Boxed Beef continues to retreat in prices this week as Choice Boxed Beef has traded lower 10 of the past 12 sessions to fall below 240.00 at 239.13 on Wednesday of this week, but with very good volume movement of 281 total loads. When you look at the price of corn when compared to the last two years the talk about corn harvest is the record high yields. With lower corn prices ahead and in many areas falling well below 3.00/per bushel, cattle feeders have a tremendous incentive to feed cattle. Also, to feed slaughter cattle to heavier weights as this will likely continue to see heavier weights throughout the fall. Tight supplies and low feed cost should support price levels throughout the fall and winter season.

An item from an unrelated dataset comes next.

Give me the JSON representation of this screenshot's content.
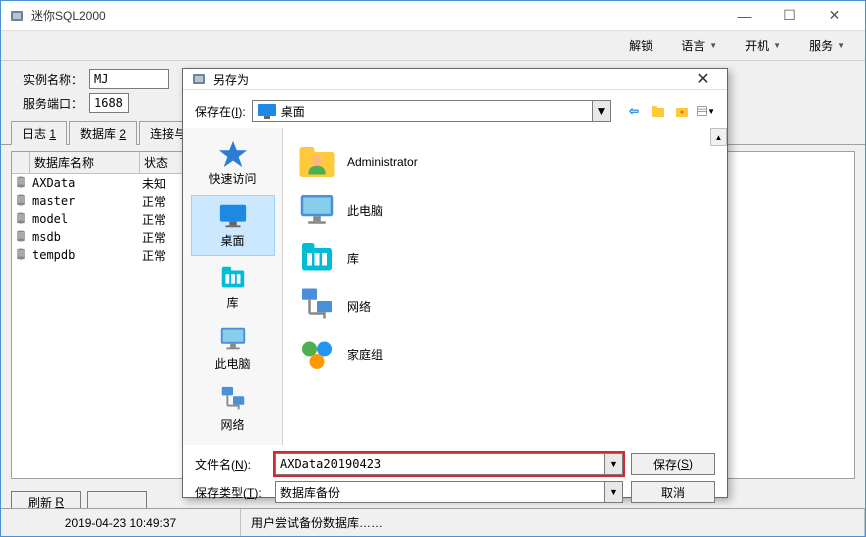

At the Torrington, WY Livestock Commission on Wednesday a 159 head of fancy black steers weighing 860 lbs sold for 235.50/cwt. Live Cattle futures on Friday made new highs for the week with October and November trading up the limit and the front three months of Feeder Cattle futures closing limit higher. Possibly looking at shortages to come in the future? The markets seem to be trying to decide if it’s bearish or bullish as both sides are looking at the facts and figures; which makes for a roller coaster ride. Feedlot trade remains inactive at this time as packers continue to try to buy cattle lower. This week’s reported auction volume included 47 percent over 600 lbs and 39 percent heifers.